Is the critical illness benefit taxable when the corporation receives it?
The lump sum benefit is generally received tax-free by the corporation. Keep in mind, though, that the cash is then inside the company. Unlike a life insurance death benefit, a critical illness benefit does not credit the capital dividend account, so moving the money from the corporation to the owner personally is a taxable step that should be planned with your accountant.
What is a return of premium rider on critical illness insurance?
It is an optional rider that returns some or all of the premiums you paid if you never make a claim. Depending on the design, the return is triggered after a set number of years, at policy expiry, or on cancellation. It answers the question "what if I pay for years and never get sick?" The rider adds cost, so whether it is worth it is a numbers exercise specific to your situation.
Does CRA allow the split-dollar critical illness structure?
The CRA has not formally blessed it. In the split-dollar structure, the corporation owns and pays for the critical illness coverage while the shareholder personally owns and pays for the return of premium rider. The tax risk sits in how the premium is split between the two. If the company pays more than its fair share, the CRA can challenge the arrangement. Treat it as a structure to review with your accountant on defensible terms, not a guaranteed outcome.

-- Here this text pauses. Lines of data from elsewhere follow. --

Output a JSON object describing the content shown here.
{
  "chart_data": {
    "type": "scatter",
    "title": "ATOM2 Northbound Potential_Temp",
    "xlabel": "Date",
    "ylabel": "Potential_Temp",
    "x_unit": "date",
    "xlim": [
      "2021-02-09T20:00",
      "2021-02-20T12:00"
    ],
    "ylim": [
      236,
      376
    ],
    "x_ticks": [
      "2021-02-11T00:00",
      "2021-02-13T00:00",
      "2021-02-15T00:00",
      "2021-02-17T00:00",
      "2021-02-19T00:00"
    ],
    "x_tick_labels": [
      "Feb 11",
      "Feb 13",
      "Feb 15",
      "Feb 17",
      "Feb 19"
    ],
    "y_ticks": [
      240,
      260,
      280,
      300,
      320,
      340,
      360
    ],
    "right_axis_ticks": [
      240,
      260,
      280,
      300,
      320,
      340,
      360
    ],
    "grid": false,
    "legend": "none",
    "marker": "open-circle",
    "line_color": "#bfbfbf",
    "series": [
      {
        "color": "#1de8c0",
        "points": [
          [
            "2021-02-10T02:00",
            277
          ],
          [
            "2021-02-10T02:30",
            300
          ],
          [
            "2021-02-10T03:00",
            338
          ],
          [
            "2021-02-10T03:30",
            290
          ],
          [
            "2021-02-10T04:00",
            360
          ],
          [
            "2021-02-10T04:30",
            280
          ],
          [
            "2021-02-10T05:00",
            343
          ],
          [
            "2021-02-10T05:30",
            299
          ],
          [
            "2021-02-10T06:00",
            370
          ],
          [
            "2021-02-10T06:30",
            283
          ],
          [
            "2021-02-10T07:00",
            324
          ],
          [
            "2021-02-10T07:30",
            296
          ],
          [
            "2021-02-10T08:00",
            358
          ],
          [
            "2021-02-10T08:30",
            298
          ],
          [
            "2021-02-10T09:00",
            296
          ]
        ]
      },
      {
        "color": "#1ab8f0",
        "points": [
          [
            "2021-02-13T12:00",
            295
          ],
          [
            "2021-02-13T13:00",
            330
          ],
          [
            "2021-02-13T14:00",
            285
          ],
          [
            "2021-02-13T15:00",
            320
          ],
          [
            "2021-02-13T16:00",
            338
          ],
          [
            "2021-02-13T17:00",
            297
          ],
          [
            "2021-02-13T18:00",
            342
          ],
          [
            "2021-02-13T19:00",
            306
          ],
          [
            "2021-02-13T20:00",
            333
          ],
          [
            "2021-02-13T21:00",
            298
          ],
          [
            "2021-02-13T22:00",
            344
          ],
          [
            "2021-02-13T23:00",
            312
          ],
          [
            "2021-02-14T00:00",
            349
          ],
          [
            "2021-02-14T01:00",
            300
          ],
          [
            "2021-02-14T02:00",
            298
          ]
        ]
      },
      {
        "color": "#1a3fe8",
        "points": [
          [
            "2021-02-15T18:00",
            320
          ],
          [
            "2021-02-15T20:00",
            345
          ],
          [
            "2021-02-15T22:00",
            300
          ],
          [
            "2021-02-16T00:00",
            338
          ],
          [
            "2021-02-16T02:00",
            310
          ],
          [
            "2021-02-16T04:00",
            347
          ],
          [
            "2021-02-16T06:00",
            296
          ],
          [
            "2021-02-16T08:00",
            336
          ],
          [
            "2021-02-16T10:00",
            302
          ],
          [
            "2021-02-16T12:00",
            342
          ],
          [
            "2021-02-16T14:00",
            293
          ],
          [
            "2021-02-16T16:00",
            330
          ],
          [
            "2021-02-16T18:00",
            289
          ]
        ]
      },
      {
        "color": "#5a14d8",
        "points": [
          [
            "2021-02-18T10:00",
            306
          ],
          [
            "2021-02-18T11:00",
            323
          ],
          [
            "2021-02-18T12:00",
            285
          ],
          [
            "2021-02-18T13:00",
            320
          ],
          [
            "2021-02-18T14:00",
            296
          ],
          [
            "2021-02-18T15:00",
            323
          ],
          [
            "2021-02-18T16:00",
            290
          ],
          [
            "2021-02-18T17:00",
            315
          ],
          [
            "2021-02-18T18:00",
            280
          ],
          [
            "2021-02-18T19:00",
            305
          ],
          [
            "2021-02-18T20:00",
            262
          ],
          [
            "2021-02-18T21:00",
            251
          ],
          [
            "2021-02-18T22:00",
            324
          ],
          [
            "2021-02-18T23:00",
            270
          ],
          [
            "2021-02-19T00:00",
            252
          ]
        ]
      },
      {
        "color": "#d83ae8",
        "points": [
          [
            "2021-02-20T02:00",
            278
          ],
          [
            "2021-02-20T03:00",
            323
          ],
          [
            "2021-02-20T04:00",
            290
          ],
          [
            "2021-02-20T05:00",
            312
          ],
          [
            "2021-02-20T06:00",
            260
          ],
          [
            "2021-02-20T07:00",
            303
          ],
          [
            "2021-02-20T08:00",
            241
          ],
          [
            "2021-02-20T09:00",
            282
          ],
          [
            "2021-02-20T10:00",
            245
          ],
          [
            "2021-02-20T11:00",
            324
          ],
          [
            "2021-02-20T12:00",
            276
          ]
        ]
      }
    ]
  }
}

How is critical illness insurance different from key person or disability insurance?
The trigger is different in each case. Critical illness insurance pays a lump sum on diagnosis of a covered condition, provided you survive the waiting period. Disability insurance replaces income month by month while you cannot work. Key person insurance built on life coverage pays the company at the key person's death. Many incorporated owners hold more than one of the three, because each covers a risk the others do not.